The difference between then and now? A packet of incentives — including an up-to-42% cash back — recently pushed through the state Legislature by a posse that included “Tuesdays With Morrie” scribe Mitch Albom, “Reign Over Me” director Mike Binder, and actor-writer (and Michigan theater exec director) Jeff Daniels.
The change came at the right time. Since the days of “Anatomy of a Murder” in the 1950s, film production has been the exception rather than the rule in the Wolverine state. For feature film revenue, 2006 was the lowest in 15 years, Michael Moore and “8 Mile” notwithstanding.
State Republican Rep. Bill Huizenga got the message. Since taking office in 2003, he has led a bipartisan effort to push for Hollywood money to be spent in his home state. But it took some time.
“We had to boil this bug slowly,” says Huizenga, who got his first incentive bill through the Michigan House of Representatives and Senate during his second term. The package — offering a 12%-20% rebate depending on budget — became available in 2006.
Projects, including the sci-fi actioner “Jumper,” trickled in, but the powers-that-be knew these incentives weren’t enough. “Other states hopscotched right over us,” says Michigan Film Office director Janet Lockwood.
“If it had been done three to four years earlier,” adds Huizenga, “it might have made an impact.”
So with the help of Albom, Binder and Daniels, Huizenga and the film commission went back to the table, pushing for new legislation that would truly set Michigan apart. This time, action was swift.
“Gov. Jennifer Granholm said to give her the best incentives in America,” Lockwood says. “And a group of legislators and her legal staff gave her the best. It went through the Legislature very quickly mainly because there had been education from the prior incentives.”
The centerpiece of the new legislation: A tax credit of 40% of direct production expenditures — upped to 42% if used in what the state defines as a “core community” (including Detroit, Ann Arbor, Flint and just about any Michigan city that anyone outside the Great Lakes region has ever heard of). And those are for both above- and below-the-line costs, dropping only to 30% for a nonresident crew.

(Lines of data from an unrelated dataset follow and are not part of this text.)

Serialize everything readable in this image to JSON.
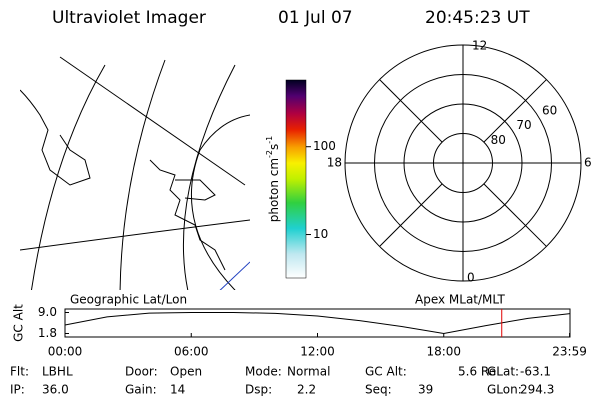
{
  "header": {
    "instrument": "Ultraviolet Imager",
    "date": "01 Jul 07",
    "time": "20:45:23 UT"
  },
  "colorbar": {
    "label": [
      "photon cm",
      "-2",
      "s",
      "-1"
    ],
    "lim": [
      3.2,
      575
    ],
    "ticks": [
      10,
      100
    ],
    "log": true
  },
  "polar": {
    "rlim": [
      90,
      50
    ],
    "rticks": [
      60,
      70,
      80
    ],
    "mlt_labels": [
      "12",
      "6",
      "0",
      "18"
    ]
  },
  "chart_data": {
    "type": "line",
    "left_label": "Geographic Lat/Lon",
    "right_label": "Apex MLat/MLT",
    "y_label": "GC Alt",
    "x": [
      0,
      2,
      4,
      6,
      8,
      10,
      12,
      14,
      16,
      18,
      20,
      22,
      24
    ],
    "series": [
      {
        "name": "GC Alt",
        "color": "#000000",
        "values": [
          4.7,
          7.5,
          8.8,
          9.0,
          9.0,
          8.7,
          7.8,
          6.2,
          4.2,
          1.8,
          4.5,
          7.0,
          8.6
        ]
      }
    ],
    "xlim": [
      0,
      24
    ],
    "xticks": [
      {
        "value": 0,
        "label": "00:00"
      },
      {
        "value": 6,
        "label": "06:00"
      },
      {
        "value": 12,
        "label": "12:00"
      },
      {
        "value": 18,
        "label": "18:00"
      },
      {
        "value": 23.98,
        "label": "23:59"
      }
    ],
    "ylim": [
      0.6,
      10.2
    ],
    "yticks": [
      {
        "value": 1.8,
        "label": "1.8"
      },
      {
        "value": 9,
        "label": "9.0"
      }
    ],
    "cursor_x": 20.756,
    "cursor_color": "#e00000"
  },
  "footer": [
    [
      {
        "label": "Flt:",
        "value": "LBHL"
      },
      {
        "label": "Door:",
        "value": "Open"
      },
      {
        "label": "Mode:",
        "value": "Normal"
      },
      {
        "label": "GC Alt:",
        "value": "5.6 Re"
      },
      {
        "label": "GLat:",
        "value": "-63.1"
      }
    ],
    [
      {
        "label": "IP:",
        "value": "36.0"
      },
      {
        "label": "Gain:",
        "value": "14"
      },
      {
        "label": "Dsp:",
        "value": "2.2"
      },
      {
        "label": "Seq:",
        "value": "39"
      },
      {
        "label": "GLon:",
        "value": "294.3"
      }
    ]
  ]
}
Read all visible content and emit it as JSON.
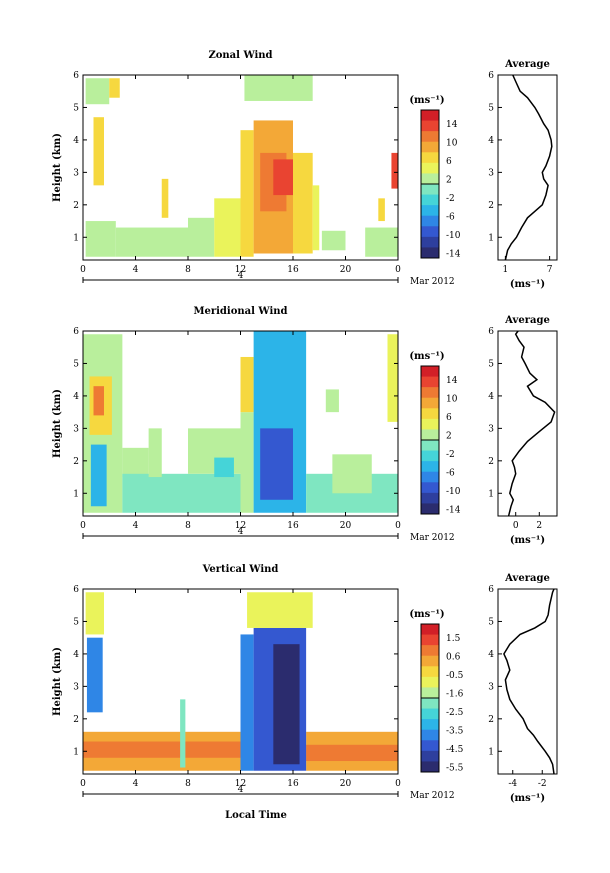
{
  "footer": {
    "xlabel": "Local Time"
  },
  "chart_data": [
    {
      "type": "heatmap",
      "title": "Zonal Wind",
      "ylabel": "Height (km)",
      "x_ticks": [
        "0",
        "4",
        "8",
        "12",
        "16",
        "20",
        "0"
      ],
      "y_ticks": [
        "1",
        "2",
        "3",
        "4",
        "5",
        "6"
      ],
      "date_marker": "4",
      "date_label": "Mar 2012",
      "xlim": [
        0,
        24
      ],
      "ylim": [
        0.3,
        6
      ],
      "colorbar": {
        "unit": "(ms⁻¹)",
        "ticks": [
          "14",
          "10",
          "6",
          "2",
          "-2",
          "-6",
          "-10",
          "-14"
        ],
        "min": -16,
        "max": 16
      },
      "palette": [
        "#2b2c6e",
        "#2e3f9e",
        "#3458d0",
        "#2f86e6",
        "#2cb4e8",
        "#45d4d8",
        "#7fe6c1",
        "#b9ef9c",
        "#eaf35b",
        "#f6d83f",
        "#f3a837",
        "#ee7a33",
        "#e94431",
        "#d21f27"
      ],
      "fill": [
        {
          "x0": 0.2,
          "x1": 2.5,
          "y0": 0.4,
          "y1": 1.5,
          "v": 2
        },
        {
          "x0": 2.5,
          "x1": 8,
          "y0": 0.4,
          "y1": 1.3,
          "v": 1
        },
        {
          "x0": 8,
          "x1": 10,
          "y0": 0.4,
          "y1": 1.6,
          "v": 2
        },
        {
          "x0": 10,
          "x1": 12,
          "y0": 0.4,
          "y1": 2.2,
          "v": 3
        },
        {
          "x0": 12,
          "x1": 13,
          "y0": 0.4,
          "y1": 4.3,
          "v": 5
        },
        {
          "x0": 13,
          "x1": 16,
          "y0": 0.5,
          "y1": 4.6,
          "v": 7
        },
        {
          "x0": 13.5,
          "x1": 15.5,
          "y0": 1.8,
          "y1": 3.6,
          "v": 10
        },
        {
          "x0": 14.5,
          "x1": 16.5,
          "y0": 2.3,
          "y1": 3.4,
          "v": 12
        },
        {
          "x0": 16,
          "x1": 17.5,
          "y0": 0.5,
          "y1": 3.6,
          "v": 6
        },
        {
          "x0": 17.5,
          "x1": 18,
          "y0": 0.6,
          "y1": 2.6,
          "v": 3
        },
        {
          "x0": 12.3,
          "x1": 17.5,
          "y0": 5.2,
          "y1": 6,
          "v": 2
        },
        {
          "x0": 0.2,
          "x1": 2,
          "y0": 5.1,
          "y1": 5.9,
          "v": 2
        },
        {
          "x0": 2,
          "x1": 2.8,
          "y0": 5.3,
          "y1": 5.9,
          "v": 6
        },
        {
          "x0": 0.8,
          "x1": 1.6,
          "y0": 2.6,
          "y1": 4.7,
          "v": 5
        },
        {
          "x0": 6,
          "x1": 6.5,
          "y0": 1.6,
          "y1": 2.8,
          "v": 6
        },
        {
          "x0": 18.2,
          "x1": 20,
          "y0": 0.6,
          "y1": 1.2,
          "v": 1
        },
        {
          "x0": 21.5,
          "x1": 24,
          "y0": 0.4,
          "y1": 1.3,
          "v": 1
        },
        {
          "x0": 23.5,
          "x1": 24,
          "y0": 2.5,
          "y1": 3.6,
          "v": 12
        },
        {
          "x0": 22.5,
          "x1": 23,
          "y0": 1.5,
          "y1": 2.2,
          "v": 5
        }
      ],
      "profile": {
        "xticks": [
          "1",
          "7"
        ],
        "xlim": [
          0,
          8
        ],
        "x": [
          1.0,
          1.3,
          1.8,
          2.5,
          3.2,
          4.0,
          5.0,
          6.0,
          6.5,
          6.8,
          6.2,
          6.0,
          6.5,
          7.0,
          7.3,
          7.2,
          6.8,
          6.2,
          5.5,
          5.0,
          4.0,
          3.0,
          2.4,
          2.0
        ],
        "y": [
          0.3,
          0.6,
          0.8,
          1.0,
          1.3,
          1.6,
          1.8,
          2.0,
          2.3,
          2.6,
          2.8,
          3.0,
          3.2,
          3.5,
          3.8,
          4.0,
          4.3,
          4.5,
          4.8,
          5.0,
          5.3,
          5.5,
          5.8,
          6.0
        ]
      }
    },
    {
      "type": "heatmap",
      "title": "Meridional Wind",
      "ylabel": "Height (km)",
      "x_ticks": [
        "0",
        "4",
        "8",
        "12",
        "16",
        "20",
        "0"
      ],
      "y_ticks": [
        "1",
        "2",
        "3",
        "4",
        "5",
        "6"
      ],
      "date_marker": "4",
      "date_label": "Mar 2012",
      "xlim": [
        0,
        24
      ],
      "ylim": [
        0.3,
        6
      ],
      "colorbar": {
        "unit": "(ms⁻¹)",
        "ticks": [
          "14",
          "10",
          "6",
          "2",
          "-2",
          "-6",
          "-10",
          "-14"
        ],
        "min": -16,
        "max": 16
      },
      "palette": [
        "#2b2c6e",
        "#2e3f9e",
        "#3458d0",
        "#2f86e6",
        "#2cb4e8",
        "#45d4d8",
        "#7fe6c1",
        "#b9ef9c",
        "#eaf35b",
        "#f6d83f",
        "#f3a837",
        "#ee7a33",
        "#e94431",
        "#d21f27"
      ],
      "fill": [
        {
          "x0": 0,
          "x1": 3,
          "y0": 0.4,
          "y1": 5.9,
          "v": 2
        },
        {
          "x0": 0.5,
          "x1": 2.2,
          "y0": 2.8,
          "y1": 4.6,
          "v": 6
        },
        {
          "x0": 0.8,
          "x1": 1.6,
          "y0": 3.4,
          "y1": 4.3,
          "v": 10
        },
        {
          "x0": 0.6,
          "x1": 1.8,
          "y0": 0.6,
          "y1": 2.5,
          "v": -6
        },
        {
          "x0": 3,
          "x1": 5,
          "y0": 1.5,
          "y1": 2.4,
          "v": 2
        },
        {
          "x0": 3,
          "x1": 12,
          "y0": 0.4,
          "y1": 1.6,
          "v": -2
        },
        {
          "x0": 5,
          "x1": 6,
          "y0": 1.5,
          "y1": 3.0,
          "v": 0
        },
        {
          "x0": 8,
          "x1": 12,
          "y0": 1.6,
          "y1": 3.0,
          "v": 2
        },
        {
          "x0": 10,
          "x1": 11.5,
          "y0": 1.5,
          "y1": 2.1,
          "v": -4
        },
        {
          "x0": 12,
          "x1": 13,
          "y0": 0.4,
          "y1": 3.5,
          "v": 2
        },
        {
          "x0": 12,
          "x1": 13,
          "y0": 3.5,
          "y1": 5.2,
          "v": 6
        },
        {
          "x0": 13,
          "x1": 17,
          "y0": 0.4,
          "y1": 6,
          "v": -6
        },
        {
          "x0": 13.5,
          "x1": 16,
          "y0": 0.8,
          "y1": 3.0,
          "v": -10
        },
        {
          "x0": 17,
          "x1": 24,
          "y0": 0.4,
          "y1": 1.6,
          "v": -2
        },
        {
          "x0": 19,
          "x1": 22,
          "y0": 1.0,
          "y1": 2.2,
          "v": 0
        },
        {
          "x0": 23.2,
          "x1": 24,
          "y0": 3.2,
          "y1": 5.9,
          "v": 4
        },
        {
          "x0": 18.5,
          "x1": 19.5,
          "y0": 3.5,
          "y1": 4.2,
          "v": 2
        }
      ],
      "profile": {
        "xticks": [
          "0",
          "2"
        ],
        "xlim": [
          -1.5,
          3.5
        ],
        "x": [
          -0.6,
          -0.4,
          -0.2,
          -0.5,
          -0.3,
          0.0,
          -0.1,
          -0.3,
          0.3,
          1.0,
          2.0,
          3.0,
          3.3,
          2.5,
          1.5,
          1.0,
          1.8,
          1.2,
          0.8,
          0.5,
          0.7,
          0.3,
          0.0,
          0.2
        ],
        "y": [
          0.3,
          0.6,
          0.8,
          1.0,
          1.3,
          1.6,
          1.8,
          2.0,
          2.3,
          2.6,
          2.9,
          3.2,
          3.5,
          3.8,
          4.0,
          4.3,
          4.5,
          4.7,
          5.0,
          5.2,
          5.5,
          5.7,
          5.9,
          6.0
        ]
      }
    },
    {
      "type": "heatmap",
      "title": "Vertical Wind",
      "ylabel": "Height (km)",
      "x_ticks": [
        "0",
        "4",
        "8",
        "12",
        "16",
        "20",
        "0"
      ],
      "y_ticks": [
        "1",
        "2",
        "3",
        "4",
        "5",
        "6"
      ],
      "date_marker": "4",
      "date_label": "Mar 2012",
      "xlim": [
        0,
        24
      ],
      "ylim": [
        0.3,
        6
      ],
      "colorbar": {
        "unit": "(ms⁻¹)",
        "ticks": [
          "1.5",
          "0.6",
          "-0.5",
          "-1.6",
          "-2.5",
          "-3.5",
          "-4.5",
          "-5.5"
        ],
        "min": -6,
        "max": 2
      },
      "palette": [
        "#2b2c6e",
        "#2e3f9e",
        "#3458d0",
        "#2f86e6",
        "#2cb4e8",
        "#45d4d8",
        "#7fe6c1",
        "#b9ef9c",
        "#eaf35b",
        "#f6d83f",
        "#f3a837",
        "#ee7a33",
        "#e94431",
        "#d21f27"
      ],
      "fill": [
        {
          "x0": 0,
          "x1": 12,
          "y0": 0.4,
          "y1": 1.6,
          "v": 0.2
        },
        {
          "x0": 0,
          "x1": 12,
          "y0": 0.8,
          "y1": 1.3,
          "v": 0.6
        },
        {
          "x0": 17,
          "x1": 24,
          "y0": 0.4,
          "y1": 1.6,
          "v": 0.2
        },
        {
          "x0": 17,
          "x1": 24,
          "y0": 0.7,
          "y1": 1.2,
          "v": 0.6
        },
        {
          "x0": 12,
          "x1": 13,
          "y0": 0.4,
          "y1": 4.6,
          "v": -4.0
        },
        {
          "x0": 13,
          "x1": 17,
          "y0": 0.4,
          "y1": 4.8,
          "v": -4.8
        },
        {
          "x0": 14.5,
          "x1": 16.5,
          "y0": 0.6,
          "y1": 4.3,
          "v": -5.5
        },
        {
          "x0": 12.5,
          "x1": 17.5,
          "y0": 4.8,
          "y1": 5.9,
          "v": -1.0
        },
        {
          "x0": 0.2,
          "x1": 1.6,
          "y0": 4.6,
          "y1": 5.9,
          "v": -1.2
        },
        {
          "x0": 0.3,
          "x1": 1.5,
          "y0": 2.2,
          "y1": 4.5,
          "v": -4.0
        },
        {
          "x0": 7.4,
          "x1": 7.8,
          "y0": 0.5,
          "y1": 2.6,
          "v": -2.2
        }
      ],
      "profile": {
        "xticks": [
          "-4",
          "-2"
        ],
        "xlim": [
          -5,
          -1
        ],
        "x": [
          -1.2,
          -1.3,
          -1.5,
          -1.8,
          -2.3,
          -2.6,
          -3.0,
          -3.3,
          -3.8,
          -4.2,
          -4.4,
          -4.5,
          -4.2,
          -4.4,
          -4.6,
          -4.2,
          -3.5,
          -2.5,
          -1.8,
          -1.6,
          -1.5,
          -1.4,
          -1.3,
          -1.2
        ],
        "y": [
          0.3,
          0.6,
          0.8,
          1.0,
          1.3,
          1.5,
          1.7,
          2.0,
          2.3,
          2.6,
          2.9,
          3.2,
          3.5,
          3.8,
          4.0,
          4.3,
          4.6,
          4.8,
          5.0,
          5.2,
          5.5,
          5.7,
          5.9,
          6.0
        ]
      }
    }
  ]
}
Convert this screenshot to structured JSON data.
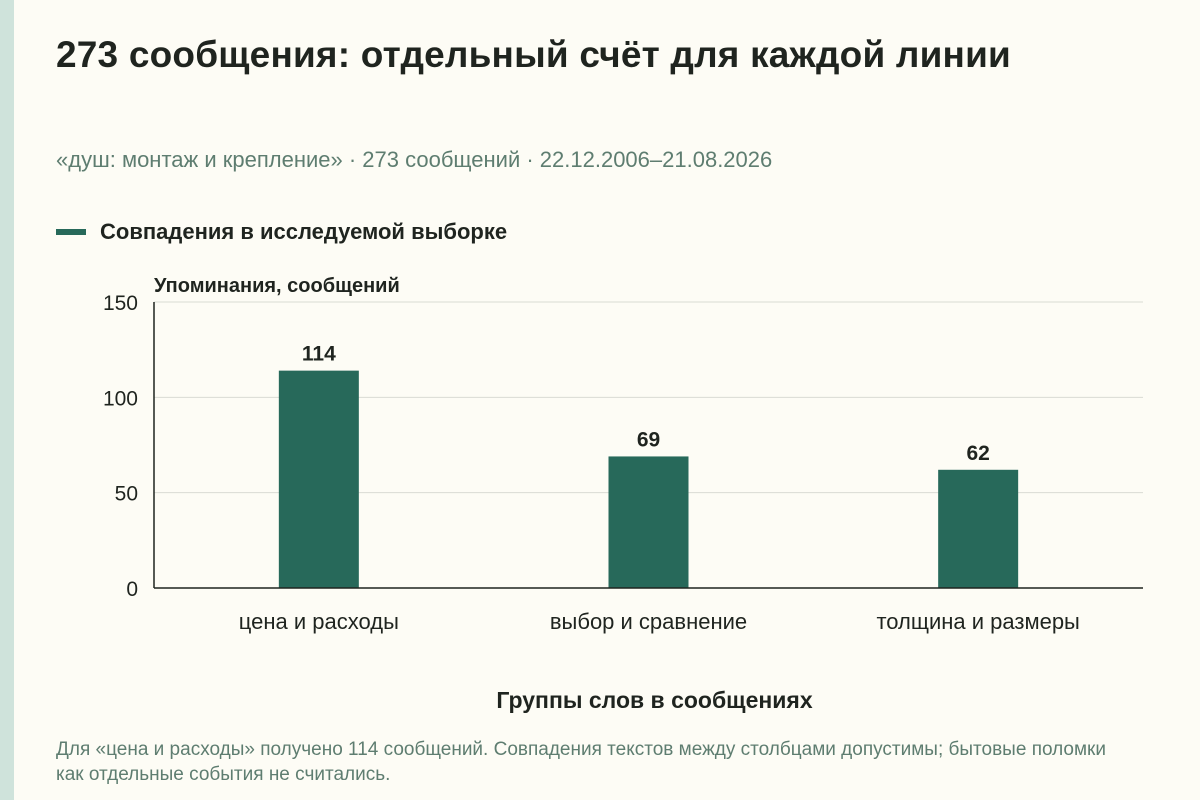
{
  "header": {
    "title": "273 сообщения: отдельный счёт для каждой линии",
    "subtitle": "«душ: монтаж и крепление» · 273 сообщений · 22.12.2006–21.08.2026"
  },
  "legend": {
    "label": "Совпадения в исследуемой выборке"
  },
  "footer": {
    "note": "Для «цена и расходы» получено 114 сообщений. Совпадения текстов между столбцами допустимы; бытовые поломки как отдельные события не считались."
  },
  "colors": {
    "bar": "#27695a",
    "grid": "#d9dbd3",
    "axis": "#1f241f",
    "background": "#fdfcf5"
  },
  "chart_data": {
    "type": "bar",
    "categories": [
      "цена и расходы",
      "выбор и сравнение",
      "толщина и размеры"
    ],
    "series": [
      {
        "name": "Совпадения в исследуемой выборке",
        "values": [
          114,
          69,
          62
        ]
      }
    ],
    "xlabel": "Группы слов в сообщениях",
    "ylabel": "Упоминания, сообщений",
    "ylim": [
      0,
      150
    ],
    "yticks": [
      0,
      50,
      100,
      150
    ],
    "grid": true,
    "data_labels": true,
    "legend_position": "top-left"
  }
}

So if a film spends $4 million in the state, it can get a check back for as much as $1.6 million. And there aren’t too many strings. A $2 million salary cap per employee per production isn’t likely to scare anyone away. (There are no other caps and no sunset.)
The laws became effective in April, and, almost instantly, film crews were shooting pics including Clint Eastwood’s “Gran Torino,” the Drew Barrymore-helmed “Whip It!,” Lifetime’s “Prayers for Bobby,” the Weinsteins’ “Youth in Revolt,” and Disney’s Andie McDowell/Aidan Quinn “Prince of Motor City” pilot
And those are just the ones not scared off by the possible SAG strike.
Not just a lure for big-budgeters, the program also lowered the minimum investment from $250,000 to $50,000, which made it easier to attract smaller productions.
Ginny Hart, VP of sales for Grace and Wild, home of the state’s largest soundstage and its only 16- and 35mm film lab, says when the program was announced, the calls started almost immediately. But a lot of that production business went away — including a Steven Spielberg project that had reserved her facilities.
“A lot of studio space went on hold, but the projects didn’t materialize until we went after the under-$10 million films. That’s when we picked up.”
“Miss January” with Kim Cattrall is slated to start lensing early next month, and “Demoted” with David Cross follows closely for a five-week stay.
“We’re hoping that once this SAG contract is settled, we’ll see more positive impact,” she adds.
Of course, there’s also the likelihood that other states will increase their incentives. To defend against the possibility of being left behind once again, the players know that Michigan will need some upgrades. Tim Magee, business rep for IATSE Local 38 and president and business rep for studio mechanics Local 812, wants to see the construction of more studio and editing space, and a modification of the incentives to include commercial/industrial production.
“Those should get the break,” he says. “At some point, I know another state is going to raise the ante, and that there is a good chance feature films could move down the road if we don’t get the infrastructure built in a timely fashion.”
For now, though, everyone’s happy. “I was hopeful that we would get total Michigan spending of $100 million,” says Lockwood. “I was certainly on the wrong train. It’s gone way over that. Double. Maybe triple. And it’s only August.”